Bertier étant passé me prendre à la maison, nous nous réunîmes en fin de matinée, autour d'une table, dans le bureau du commissaire. Tous les deux me racontèrent par le menu tout ce qui s'était passé pendant mon absence.
Ils n'avaient pas chômé. Dès qu'il eut l'autorisation de perquisitionner, Bertier vint de bon matin, accompagné de Martineau et d'une armée de policiers en uniforme, au domicile de Pierre Malandain.
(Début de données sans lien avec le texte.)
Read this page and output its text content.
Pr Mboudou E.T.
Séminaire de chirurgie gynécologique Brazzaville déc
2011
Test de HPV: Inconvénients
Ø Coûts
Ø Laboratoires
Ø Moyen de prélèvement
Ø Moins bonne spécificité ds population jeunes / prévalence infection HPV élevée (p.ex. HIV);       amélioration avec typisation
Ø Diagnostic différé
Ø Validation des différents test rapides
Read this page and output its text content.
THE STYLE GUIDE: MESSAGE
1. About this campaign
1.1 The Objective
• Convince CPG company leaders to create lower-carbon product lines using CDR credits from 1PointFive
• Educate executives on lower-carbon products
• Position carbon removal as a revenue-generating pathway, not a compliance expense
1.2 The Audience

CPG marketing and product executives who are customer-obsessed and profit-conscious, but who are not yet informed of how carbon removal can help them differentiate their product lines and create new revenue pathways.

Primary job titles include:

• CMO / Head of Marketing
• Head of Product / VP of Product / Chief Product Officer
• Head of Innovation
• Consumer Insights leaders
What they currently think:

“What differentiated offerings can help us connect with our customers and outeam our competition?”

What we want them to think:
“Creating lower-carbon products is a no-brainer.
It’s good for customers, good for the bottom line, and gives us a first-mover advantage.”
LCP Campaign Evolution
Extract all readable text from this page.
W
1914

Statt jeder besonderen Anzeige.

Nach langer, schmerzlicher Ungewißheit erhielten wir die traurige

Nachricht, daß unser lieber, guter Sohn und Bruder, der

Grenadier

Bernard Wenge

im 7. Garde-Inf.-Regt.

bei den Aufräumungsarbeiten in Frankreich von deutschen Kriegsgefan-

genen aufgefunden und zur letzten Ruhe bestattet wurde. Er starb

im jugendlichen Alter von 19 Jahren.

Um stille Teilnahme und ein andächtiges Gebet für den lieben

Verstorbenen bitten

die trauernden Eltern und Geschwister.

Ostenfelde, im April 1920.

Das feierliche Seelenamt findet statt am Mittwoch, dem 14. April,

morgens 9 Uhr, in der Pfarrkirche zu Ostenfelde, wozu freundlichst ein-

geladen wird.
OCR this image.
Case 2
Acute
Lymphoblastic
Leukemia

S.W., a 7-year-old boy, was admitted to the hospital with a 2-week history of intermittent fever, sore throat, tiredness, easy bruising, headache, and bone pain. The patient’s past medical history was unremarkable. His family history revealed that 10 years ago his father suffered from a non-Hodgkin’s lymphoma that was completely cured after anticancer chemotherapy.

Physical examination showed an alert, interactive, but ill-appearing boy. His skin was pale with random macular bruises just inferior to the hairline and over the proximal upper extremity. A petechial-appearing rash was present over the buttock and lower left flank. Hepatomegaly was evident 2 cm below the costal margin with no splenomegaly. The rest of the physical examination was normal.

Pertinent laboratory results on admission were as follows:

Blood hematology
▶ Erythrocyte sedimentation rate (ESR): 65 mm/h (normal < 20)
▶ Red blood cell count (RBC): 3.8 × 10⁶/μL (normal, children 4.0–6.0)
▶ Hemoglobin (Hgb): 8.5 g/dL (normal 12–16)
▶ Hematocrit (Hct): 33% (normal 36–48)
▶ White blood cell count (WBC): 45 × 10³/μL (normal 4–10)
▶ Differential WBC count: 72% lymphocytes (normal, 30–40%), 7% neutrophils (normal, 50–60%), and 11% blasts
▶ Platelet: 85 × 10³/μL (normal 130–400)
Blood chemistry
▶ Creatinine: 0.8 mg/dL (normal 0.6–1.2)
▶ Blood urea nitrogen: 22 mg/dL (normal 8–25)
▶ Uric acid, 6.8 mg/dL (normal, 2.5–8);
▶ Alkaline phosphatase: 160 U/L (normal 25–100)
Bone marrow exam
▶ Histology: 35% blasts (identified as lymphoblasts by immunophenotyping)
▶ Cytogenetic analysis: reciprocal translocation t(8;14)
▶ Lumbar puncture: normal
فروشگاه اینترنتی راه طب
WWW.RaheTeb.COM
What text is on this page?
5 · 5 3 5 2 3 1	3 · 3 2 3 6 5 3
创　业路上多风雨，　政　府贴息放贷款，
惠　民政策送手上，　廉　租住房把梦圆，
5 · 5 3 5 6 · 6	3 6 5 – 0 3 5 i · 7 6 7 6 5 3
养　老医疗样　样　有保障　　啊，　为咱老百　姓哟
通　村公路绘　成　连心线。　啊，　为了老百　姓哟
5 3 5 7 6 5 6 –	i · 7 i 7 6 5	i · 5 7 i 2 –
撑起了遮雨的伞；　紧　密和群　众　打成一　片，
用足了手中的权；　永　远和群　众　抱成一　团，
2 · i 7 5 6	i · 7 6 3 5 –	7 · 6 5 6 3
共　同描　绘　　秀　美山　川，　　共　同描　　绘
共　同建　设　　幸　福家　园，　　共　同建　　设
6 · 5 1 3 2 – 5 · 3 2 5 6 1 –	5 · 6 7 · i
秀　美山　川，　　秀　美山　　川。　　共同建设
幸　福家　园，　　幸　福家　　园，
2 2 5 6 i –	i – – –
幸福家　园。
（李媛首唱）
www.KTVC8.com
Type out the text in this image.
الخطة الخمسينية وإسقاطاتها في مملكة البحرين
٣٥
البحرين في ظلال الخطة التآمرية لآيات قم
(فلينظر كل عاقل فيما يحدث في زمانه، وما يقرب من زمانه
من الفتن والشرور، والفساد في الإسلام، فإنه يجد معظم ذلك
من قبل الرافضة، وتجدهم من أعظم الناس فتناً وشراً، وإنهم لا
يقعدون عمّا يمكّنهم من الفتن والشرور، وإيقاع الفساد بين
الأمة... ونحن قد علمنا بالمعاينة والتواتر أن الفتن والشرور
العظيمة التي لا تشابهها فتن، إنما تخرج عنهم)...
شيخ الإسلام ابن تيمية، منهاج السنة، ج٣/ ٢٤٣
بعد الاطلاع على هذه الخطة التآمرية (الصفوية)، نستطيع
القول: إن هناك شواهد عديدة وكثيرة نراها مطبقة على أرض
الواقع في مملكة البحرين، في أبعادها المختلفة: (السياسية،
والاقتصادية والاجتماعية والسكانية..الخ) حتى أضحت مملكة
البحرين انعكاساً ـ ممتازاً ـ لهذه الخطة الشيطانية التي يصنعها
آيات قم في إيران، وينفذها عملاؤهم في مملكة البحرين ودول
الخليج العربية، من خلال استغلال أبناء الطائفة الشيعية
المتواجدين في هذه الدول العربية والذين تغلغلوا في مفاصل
Celui-ci fut passé au peigne fin, et les policiers tombèrent, comme par hasard, sur des plaques permettant d'imprimer de faux billets, bien cachées dans sa cave, derrière le bûcher destiné à alimenter sa cheminée.
Les gendarmes avaient donc raison, il était apparemment bien lié à ce trafic.
le maître des lieux, quasiment pris au saut du lit, était complètement ébahi et ne comprenait pas apparemment ce que ces plaques faisaient chez lui. Il nia totalement en connaître l'existence. Puis, il fut emmené manu militari à la PJ pour y être interrogé. Curieusement, sa femme était absente et il ne savait pas où elle était passée.
Après 48 heures de garde à vue et d'interrogatoires, il commença par avouer qu'il avait détourné des fonds de sa société pour combler le déficit chronique de son compte personnel.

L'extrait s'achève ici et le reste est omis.